As I write this on 19 July, the UK wheat and barley crop looks full of potential for a better than average crop. In fact the weather has been too good to be true. Personally my fear is a rain affected August, when all the spring malting barley is ripe! Because of the constraints of Brexit, and the size of the spring malting barley crop, I have taken the unusual step of selling as many boats as possible of export malting barley for shipment in September and October. I usually ship in Oct/Nov/Dec combined! So, whatever you do, if your malting barley and milling wheat is ripe at the same time, please cut the barley first. The malting premium will be worth more than the milling.

The first winter malting samples in the South show good grain size and nitrogen, and yields are better than average, so far so good.

The last USDA report was not as negative as feared on wheat. Like wheat, feed barley is well over supplied globally. In the UK we will have at least one million tonnes of exportable surplus. But, maize may be the saviour of barley and in most places maize is now more expensive. Without waiting for the 12 August USDA re-vamp, some end users are now buying barley instead of maize. So inclusion rates in animal feed will increase, and the differential between feed barley and wheat is narrowing – it has been as large as £20 per tonne.

In France I saw irrigated maize which looked ok, but without irrigation it looked very poor, so it may not just be the USA that has a problem with its corn. Incidentally the malting premium in the UK and EU has decreased – as the winters have shown good quality – but feed barley is holding its price for now.

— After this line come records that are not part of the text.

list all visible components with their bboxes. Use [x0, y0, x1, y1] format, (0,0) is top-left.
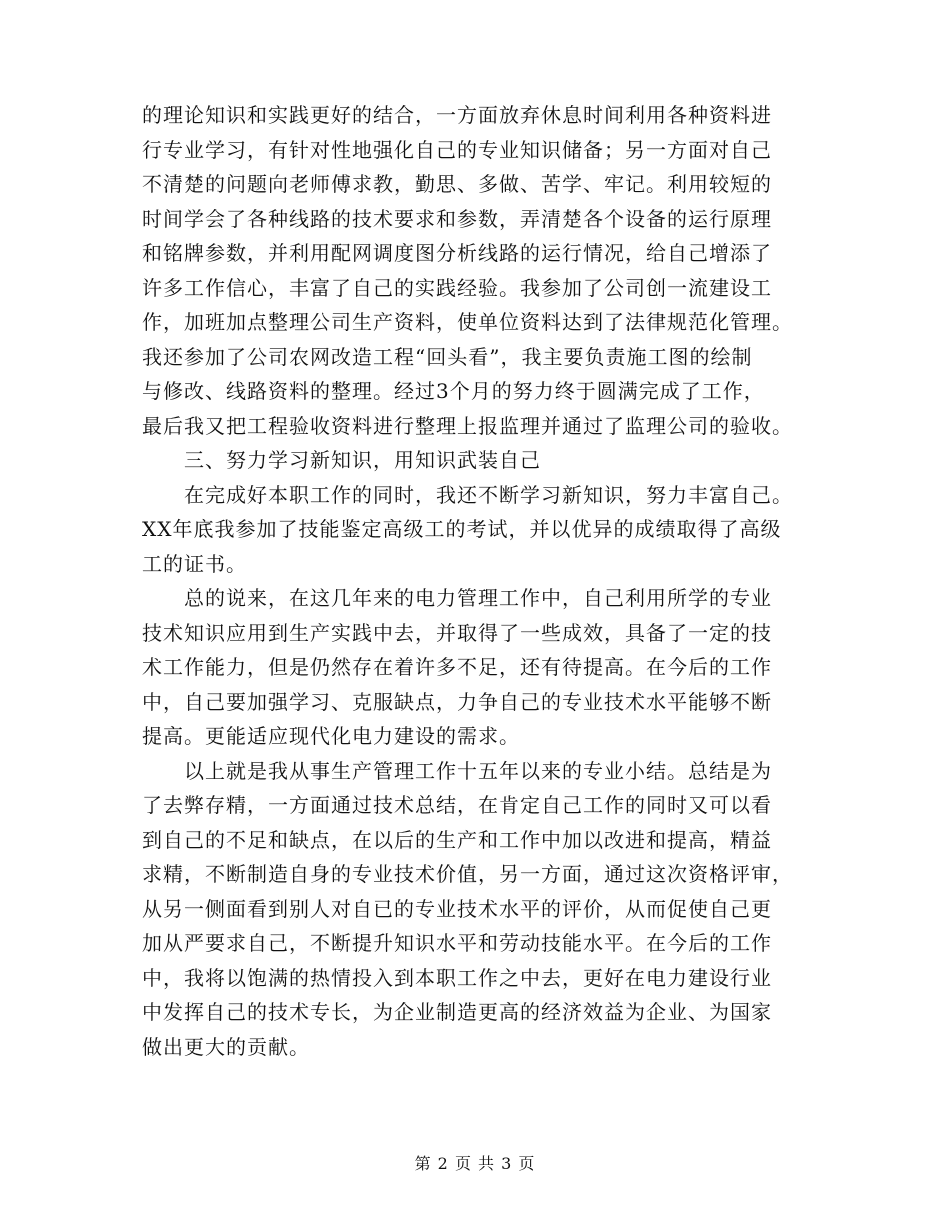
text-line-3: 不清楚的问题向老师傅求教，勤思、多做、苦学、牢记。利用较短的: [142, 172, 772, 196]
text-line-4: 时间学会了各种线路的技术要求和参数，弄清楚各个设备的运行原理: [142, 206, 772, 231]
text-line-9: 与修改、线路资料的整理。经过3个月的努力终于圆满完成了工作，: [142, 379, 765, 403]
text-line-27: 中发挥自己的技术专长，为企业制造更高的经济效益为企业、为国家: [142, 1000, 772, 1024]
text-line-12: 在完成好本职工作的同时，我还不断学习新知识，努力丰富自己。: [142, 482, 793, 507]
text-line-13: XX年底我参加了技能鉴定高级工的考试，并以优异的成绩取得了高级: [142, 517, 782, 541]
text-line-26: 中，我将以饱满的热情投入到本职工作之中去，更好在电力建设行业: [142, 965, 772, 990]
text-line-14: 工的证书。: [142, 551, 247, 576]
text-line-1: 的理论知识和实践更好的结合，一方面放弃休息时间利用各种资料进: [142, 103, 772, 127]
text-line-17: 术工作能力，但是仍然存在着许多不足，还有待提高。在今后的工作: [142, 655, 772, 679]
text-line-16: 技术知识应用到生产实践中去，并取得了一些成效，具备了一定的技: [142, 620, 772, 645]
text-line-15: 总的说来，在这几年来的电力管理工作中，自己利用所学的专业: [142, 586, 772, 610]
text-line-10: 最后我又把工程验收资料进行整理上报监理并通过了监理公司的验收。: [142, 413, 793, 438]
text-line-2: 行专业学习，有针对性地强化自己的专业知识储备；另一方面对自己: [142, 137, 772, 162]
text-line-19: 提高。更能适应现代化电力建设的需求。: [142, 724, 520, 748]
text-line-25: 加从严要求自己，不断提升知识水平和劳动技能水平。在今后的工作: [142, 931, 772, 955]
text-line-22: 到自己的不足和缺点，在以后的生产和工作中加以改进和提高，精益: [142, 827, 772, 852]
text-line-23: 求精，不断制造自身的专业技术价值，另一方面，通过这次资格评审，: [142, 862, 793, 886]
text-line-8: 我还参加了公司农网改造工程“回头看”，我主要负责施工图的绘制: [142, 344, 753, 369]
text-line-20: 以上就是我从事生产管理工作十五年以来的专业小结。总结是为: [142, 758, 772, 783]
text-line-7: 作，加班加点整理公司生产资料，使单位资料达到了法律规范化管理。: [142, 310, 793, 334]
page-number-footer: 第 2 页 共 3 页: [414, 1154, 536, 1173]
text-line-28: 做出更大的贡献。: [142, 1034, 310, 1059]
text-line-21: 了去弊存精，一方面通过技术总结，在肯定自己工作的同时又可以看: [142, 793, 772, 817]
section-heading-3: 三、努力学习新知识，用知识武装自己: [142, 448, 541, 472]
text-line-18: 中，自己要加强学习、克服缺点，力争自己的专业技术水平能够不断: [142, 689, 772, 714]
text-line-5: 和铭牌参数，并利用配网调度图分析线路的运行情况，给自己增添了: [142, 241, 772, 265]
text-line-24: 从另一侧面看到别人对自已的专业技术水平的评价，从而促使自己更: [142, 896, 772, 921]
document-body: [142, 98, 814, 1064]
text-line-6: 许多工作信心，丰富了自己的实践经验。我参加了公司创一流建设工: [142, 275, 772, 300]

For the past six months I have been advising oilseed rape growers not to sell forward. The first cuts in the south, suggest this has been correct, with 1 to 1.3 tonnes per acre recorded so far. The market has now risen some £20 per tonne, which it should. So when you have it in the barn – a forward value of around £355/£360 including oil bonus, maybe worth considering.

But, we must not get carried away. The world is awash with wheat and barley. The UK will have sizeable surpluses that require regular exports, even if we didn’t have the Brexit problem. So when you know you have the barley and wheat, keep selling what you need to for space and cash flow. It may be that your next sales are the unexpected extra yield that you cannot get in the barn – so the value is almost irrelevant. Let’s hope for a price spike after 12 August, but sell into it, even if it’s on £5 per tonne.